Like his fellow New Yorker Lou Reed, Simon is one of a small handful who have consistently managed to pull off the tricky business of bringing the eye of the novelist to the will o' the wisp fondant fancy that is the popular song, without the whole thing crashing down in ignominy under the sheer weight of pretention. Simon is the Upper to Reed's Lower East Side, and his wry, headshaking, permanently perplexed NYT-reader schtick might not be to everyone's taste (there are probably people in the world who don't find namesake Neil's plays funny for similar reasons). But these two contrasting voices would both demand a place in any pantheon of great American pop writers - indeed, you could arguably axe the pop from that sentence and brook few dissenting headshakes. With the virtual shelves of the world's music emporia filled to bursting with 57 varieties of shaggy troubadors all with a sensitive singer-songwriter pose to peddle, now seems a good time for a lesson from one of the old masters.



This latest offering shares an air of self-reinvention with career pivot that was his 80s masterpiece of cultural hybridity, Graceland - though it would probably be asking a little too much of the current release for it to achieve the same status as cultural landmark of the earlier record. Peered at from our valley of retrenchment, through swirling post-9/11 dust clouds, Graceland, with its gentle fusion of township grooves and Tin Pan Alley pithiness appears to us now a tower of progressive US liberalism, stood proud among the rubble of the Apartheid system that seemed to crumble in its wake. It certainly wasn't down to that tiny silver disc that Mandela walked blinking and frail into freedom, but it nevertheless captured something important in the air at the time. While it may no longer be possible for pop records to resonate as powerfully, it's still a joy to hear a great lyricist pacing the ring, unphased by the confines of each 4 minute round, his array of jabs, jive and feints in fine fettle - as Simon's evidently are on Surprise.



And it certainly is a surprise. From the first sour, contrary chord shifts of the opener, 'How can you live in the north east?', the immediate response of the listener is to scrabble drunkenly for the iPod in the mistaken belief that you've wheelclicked a notch too far down the list of artists and have alighted on a previously unheard album by Pavement.
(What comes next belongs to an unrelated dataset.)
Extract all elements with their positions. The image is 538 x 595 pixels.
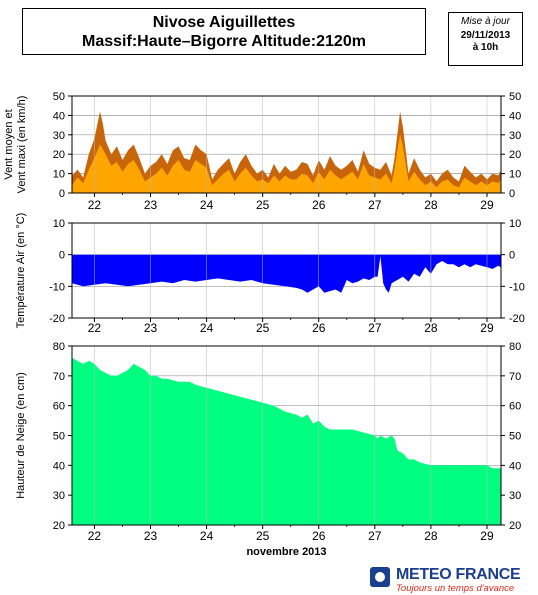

Brian Eno, recruited precisely for such effects, one imagines, does his work well. But then that familiar Simon voice, a deceptively adaptable manque, floats in, singing wide-eyed about watching the fireworks until the fireflies come out, "happy-go-lucky, 4th of July". An abrupt mood cut comes with the bellicose, nagging refrain of the title. On the surface, the song descends into a plain-speaking paean to fundamentalism and the straightjacket of organised religion:


How can you be a Christian?

How can you be a Jew?

How can you be a Muslim?

A Hindu?

How can you?




But as Simon's accusative lyric unfolds, another timely theme emerges as he asks,


How can you build on the mouth of a river

Where the flood waters pour out?



And another pattern emerges in the song's fabric. For this could be the same Mississippi Delta that we recall "shining like a National guitar" in Graceland's title track. Now washed out, it's tenuous communities divided, embittered and angry, just like the narrative voice. The contrast with those opening images of an innocent near-patriotism is intentionally stark. This is the latterday pilgrim's America he sang of on Bookends, now cleft and corrupted, it's Dream perverted:


I've been given all I wanted

Only three generations off the boat

I've harvests to deny I planted

I'm wearing my father's old coat




It's a vivid portrait of polarised, traumatised America, and Simon's bitterness is all the more effective for being reined in. The song sets up the album's key themes - the alienation of liberal America, the solemn ledgering of the good and the bad, the done and the not done, the collossal natural backdrop to Simon's existential handwringing that looms larger even than the weight of parental responsibility (seen from above and below) - light shuffling through clouds like a card trick, mountains that used to be rivers, rivers that flood, drowning what used to be mountains and that "endless sky" filled variously with fireworks and stars.